Hi all - How do you all deal with unbalanced data? What adjustments do you make to balance it? And can someone explain what techniques DataRobot applies to the unbalanced data?
Appreciate all the help
If the dataset is very large (in the GBs, or exceeding file import limits), with a very small minority class (think 0.1% or even lower), it might also be worth considering downsampling outside of DataRobot in order to reduce training time. In this case, you would create an extra weighting feature, upweighting the non downsampled data, by the inverse of the downsampling ratio.
For example, downsampling the positives by a factor of 100:
ID, feature1, feature2, .., featureN, outcome, weight
1, x11, x12, .. , x1N, 0, 100
2, x21, x22, .. , x2N, 0, 100
k, xk1, xk2, .. , xkN, 1, 1
then, in 'Advanced Options' --> 'Additional', input the weighting feature (in our case, 'weight') before kicking off the project.
(DataRobot file size limits)
My colleague, Andrew, has brought up an excellent point pb12. The why of your ML task as opposed to the how is also a key consideration. Andrew's points about the payoff & confusion matrices are also covered in our AML I and DataRobot for Data Scientists classes listed below:
Those and other topics such as model improvement and understanding are covered in the classes and you can also clarify with the instructors as well.
Instead of messing with my data, I prefer to just adjust the prediction threshold of my models. I use the confusion matrix on the ROC Curve tab of my model to choose a threshold that compensates for the imbalance in my dataset. I like to assign a cost or benefit to all four quadrants of my confusion matrix and then choose a threshold that maximizes my profit/minimizes my losses. Let me know if you'd like me to elaborate further.
Pb12, would also like to recommend that you take the DataRobot Deeper Dive class linked below to further elaborate on what my colleagues have posted above on unbalanced data, for example what sort of partitioning scheme would/should be used as well as the smart downsampling.
Just to expand on what my colleague said. DataRobot doesn't automatically deal with unbalanced data. However, it does provide Smart Downsampling to deal with unbalanced data. DataRobot doesn't automate this step, because how much of the majority class to downsample is dependent on the problem at hand.
Here are the steps:
Let's assume you have the following unbalanced class.

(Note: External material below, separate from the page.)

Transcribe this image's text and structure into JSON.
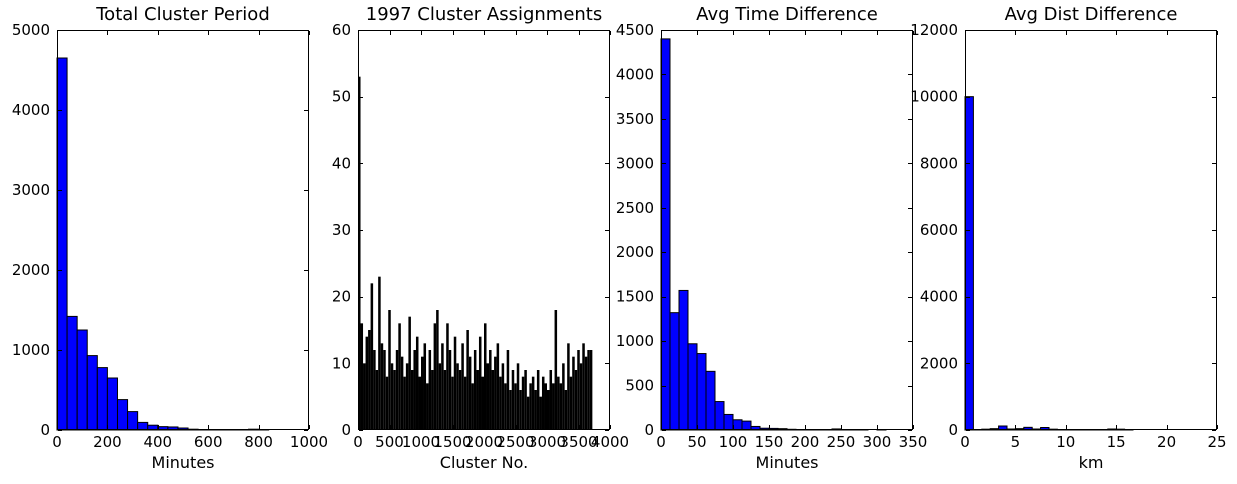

1. You can go to SmartDownSample. To activate downsampling you need to first slide Downsample Data to on. As you see the ratio between the majority and minority class is over 20X
2. Now, you can change the majority class downsampling percentage. You will notice as you move the slide, you will be provided the new size for the majority class. However, by doing so you have distorted the original ratio between the majority and minority. To rectify this issue, DataRobot creates a weight feature. The weight feature is equal to 1 if the target is equal to the minority class, else it is set to the ratio between the original count of the majority class and the count of the majority class after downsampling. So, in this case, it is equal to 120,969/14,515 or 8.33.
Note: it is important to point out that the downsampling is performed on all sets, ie. even on the holdout. You will also, notice that the metrics in the leaderboard all are prefixed by with word Weighted
DataRobot recognizes different types of unbalanced data. And have multiple approaches to deal with it.
For binary and zero-inflated data DataRobot might recommend Smart Downsampling
For regression problems (when data is skewed) DataRobot recommends metrics that fit it better.
Also while creating models it is possible to set weighting parameter that might compensate for unbalanced data.
Also one can compare models after being built with metrics tolerant to balance issues, for example, AUC for binary classification, or Gini Norm for regression.